Review the areas SECTION PRIMARY ACCOUNT HOLDER, First Name, Middle Initial, Last Name, Social Security No, Birth Date, DTE Energy Acct No, digit number at top right corner, DTE Energy Service Address, City, State, ZIP, County, Mailing Address if different from, and Street Number Name and thereafter complete them.
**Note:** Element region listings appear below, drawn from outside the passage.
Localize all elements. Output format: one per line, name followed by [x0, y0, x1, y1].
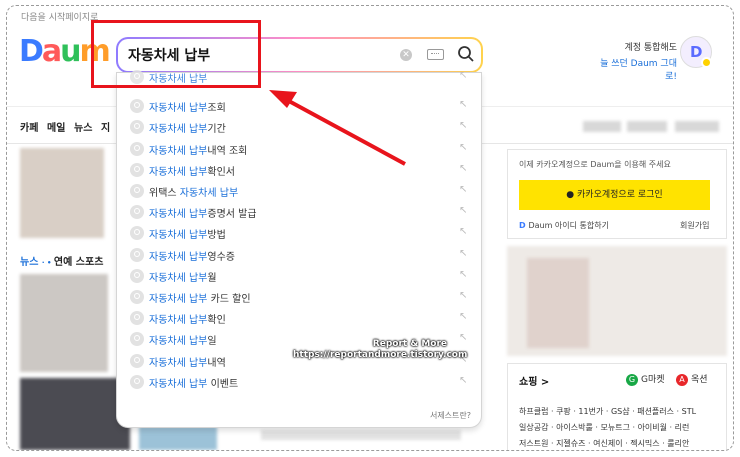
browser-frame: 다음을 시작페이지로 Daum ✕ 계정 통합해도 늘 쓰던 Daum 그대로!…: [6, 5, 734, 451]
annotation-arrow: [269, 90, 406, 166]
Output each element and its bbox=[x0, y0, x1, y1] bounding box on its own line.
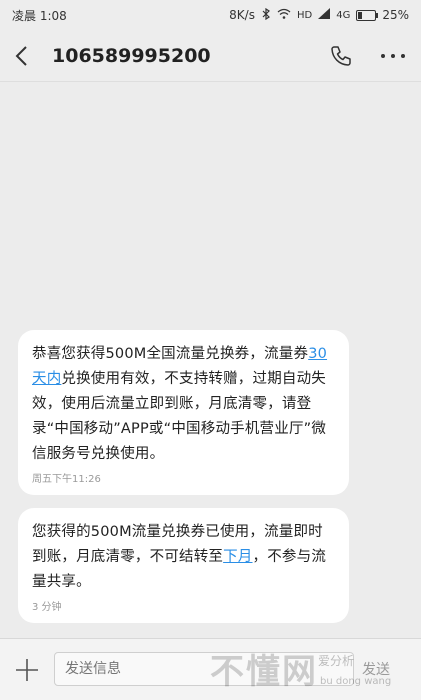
status-bar: 凌晨 1:08 8K/s HD 4G 25% bbox=[0, 0, 421, 30]
message-text: 您获得的500M流量兑换券已使用，流量即时到账，月底清零，不可结转至下月，不参与… bbox=[32, 520, 335, 595]
network-speed: 8K/s bbox=[229, 8, 255, 22]
conversation-header: 106589995200 bbox=[0, 30, 421, 82]
message-text-segment: 兑换使用有效，不支持转赠，过期自动失效，使用后流量立即到账，月底清零，请登录“中… bbox=[32, 371, 327, 462]
status-icons: 8K/s HD 4G 25% bbox=[229, 7, 409, 23]
more-dots-icon bbox=[381, 53, 405, 58]
hd-label: HD bbox=[296, 9, 313, 21]
battery-percent: 25% bbox=[382, 8, 409, 22]
message-timestamp: 周五下午11:26 bbox=[32, 474, 101, 485]
header-actions bbox=[327, 42, 407, 70]
back-button[interactable] bbox=[14, 42, 42, 70]
message-input[interactable] bbox=[54, 652, 354, 686]
battery-icon bbox=[356, 9, 379, 21]
message-timestamp: 3 分钟 bbox=[32, 602, 62, 613]
composer-bar: 发送 bbox=[0, 638, 421, 700]
message-bubble[interactable]: 恭喜您获得500M全国流量兑换券，流量券30天内兑换使用有效，不支持转赠，过期自… bbox=[18, 330, 349, 495]
message-bubble[interactable]: 您获得的500M流量兑换券已使用，流量即时到账，月底清零，不可结转至下月，不参与… bbox=[18, 508, 349, 623]
phone-icon bbox=[331, 45, 351, 66]
contact-number: 106589995200 bbox=[52, 44, 211, 67]
battery-fill bbox=[358, 11, 363, 19]
message-text: 恭喜您获得500M全国流量兑换券，流量券30天内兑换使用有效，不支持转赠，过期自… bbox=[32, 342, 335, 467]
message-link[interactable]: 下月 bbox=[223, 549, 252, 565]
chevron-left-icon bbox=[15, 45, 27, 66]
plus-icon bbox=[16, 659, 38, 681]
wifi-icon bbox=[277, 8, 291, 22]
more-button[interactable] bbox=[379, 42, 407, 70]
network-type: 4G bbox=[336, 9, 351, 21]
bluetooth-icon bbox=[261, 7, 271, 23]
message-text-segment: 恭喜您获得500M全国流量兑换券，流量券 bbox=[32, 346, 309, 362]
status-time: 凌晨 1:08 bbox=[12, 8, 67, 23]
signal-icon bbox=[318, 8, 331, 22]
call-button[interactable] bbox=[327, 42, 355, 70]
send-button[interactable]: 发送 bbox=[362, 659, 390, 679]
add-attachment-button[interactable] bbox=[14, 657, 40, 683]
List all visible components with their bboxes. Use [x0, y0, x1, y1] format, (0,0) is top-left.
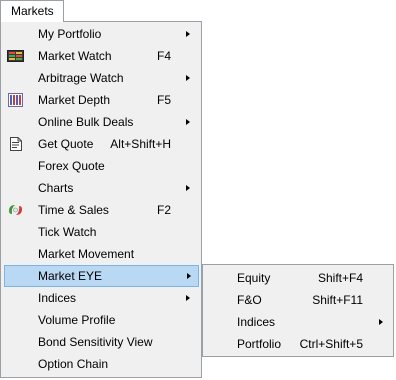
menu-item-label: Tick Watch — [38, 225, 97, 239]
menu-item-label: Time & Sales — [38, 203, 109, 217]
time-sales-icon — [7, 202, 25, 218]
menu-item-label: Online Bulk Deals — [38, 115, 134, 129]
get-quote-icon — [7, 136, 25, 152]
menu-item-label: Market Depth — [38, 93, 111, 107]
menu-item-charts[interactable]: Charts — [1, 177, 201, 199]
submenu-item-label: Equity — [237, 271, 271, 285]
market-eye-submenu: Equity Shift+F4 F&O Shift+F11 Indices Po… — [202, 264, 394, 357]
submenu-item-fno[interactable]: F&O Shift+F11 — [203, 289, 393, 311]
menu-item-arbitrage-watch[interactable]: Arbitrage Watch — [1, 67, 201, 89]
submenu-item-label: Indices — [237, 315, 276, 329]
menu-item-label: My Portfolio — [38, 27, 102, 41]
menu-item-shortcut: F4 — [156, 49, 171, 63]
menu-item-label: Volume Profile — [38, 313, 116, 327]
menu-item-market-watch[interactable]: Market Watch F4 — [1, 45, 201, 67]
submenu-arrow-icon — [187, 273, 191, 279]
market-depth-icon — [7, 92, 25, 108]
submenu-item-shortcut: Shift+F4 — [317, 271, 363, 285]
menu-item-volume-profile[interactable]: Volume Profile — [1, 309, 201, 331]
menu-item-label: Get Quote — [38, 137, 94, 151]
menu-markets[interactable]: Markets — [0, 0, 64, 22]
submenu-item-shortcut: Ctrl+Shift+5 — [299, 337, 363, 351]
menu-item-label: Market Movement — [38, 247, 135, 261]
submenu-item-label: Portfolio — [237, 337, 282, 351]
menu-item-label: Market Watch — [38, 49, 112, 63]
submenu-item-shortcut: Shift+F11 — [312, 293, 363, 307]
menu-item-label: Charts — [38, 181, 74, 195]
market-watch-icon — [7, 48, 25, 64]
menu-item-label: Bond Sensitivity View — [38, 335, 153, 349]
menu-item-shortcut: F5 — [156, 93, 171, 107]
markets-dropdown: My Portfolio Market Watch F4 Arbitrage W… — [0, 21, 202, 378]
menu-item-label: Forex Quote — [38, 159, 105, 173]
menu-item-option-chain[interactable]: Option Chain — [1, 353, 201, 375]
menu-item-market-eye[interactable]: Market EYE — [4, 265, 199, 287]
submenu-item-portfolio[interactable]: Portfolio Ctrl+Shift+5 — [203, 333, 393, 355]
menu-item-get-quote[interactable]: Get Quote Alt+Shift+H — [1, 133, 201, 155]
menu-item-forex-quote[interactable]: Forex Quote — [1, 155, 201, 177]
submenu-arrow-icon — [379, 319, 383, 325]
menu-item-market-depth[interactable]: Market Depth F5 — [1, 89, 201, 111]
submenu-item-indices[interactable]: Indices — [203, 311, 393, 333]
menu-item-my-portfolio[interactable]: My Portfolio — [1, 23, 201, 45]
menu-item-label: Market EYE — [38, 269, 103, 283]
menu-item-time-and-sales[interactable]: Time & Sales F2 — [1, 199, 201, 221]
menu-item-indices[interactable]: Indices — [1, 287, 201, 309]
menu-item-tick-watch[interactable]: Tick Watch — [1, 221, 201, 243]
submenu-arrow-icon — [186, 185, 190, 191]
menu-item-online-bulk-deals[interactable]: Online Bulk Deals — [1, 111, 201, 133]
submenu-item-label: F&O — [237, 293, 262, 307]
menu-item-shortcut: F2 — [156, 203, 171, 217]
menu-item-shortcut: Alt+Shift+H — [110, 137, 171, 151]
menu-item-label: Arbitrage Watch — [38, 71, 124, 85]
submenu-arrow-icon — [186, 295, 190, 301]
menu-item-bond-sensitivity-view[interactable]: Bond Sensitivity View — [1, 331, 201, 353]
submenu-arrow-icon — [186, 31, 190, 37]
menu-item-label: Option Chain — [38, 357, 109, 371]
menu-item-label: Indices — [38, 291, 77, 305]
menu-markets-label: Markets — [11, 4, 54, 18]
menu-item-market-movement[interactable]: Market Movement — [1, 243, 201, 265]
submenu-item-equity[interactable]: Equity Shift+F4 — [203, 267, 393, 289]
submenu-arrow-icon — [186, 119, 190, 125]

apply for lsp program online SECTION  PRIMARY ACCOUNT HOLDER, First Name, Middle Initial, Last Name, Social Security No, Birth Date, DTE Energy Acct No, digit number at top right corner, DTE Energy Service Address, City, State, ZIP, County, Mailing Address if different from, and Street Number  Name blanks to insert

Step 3: Hit "Done". Now you may export your PDF form.

Step 4: Make sure to stay away from possible complications by getting around a couple of copies of your form.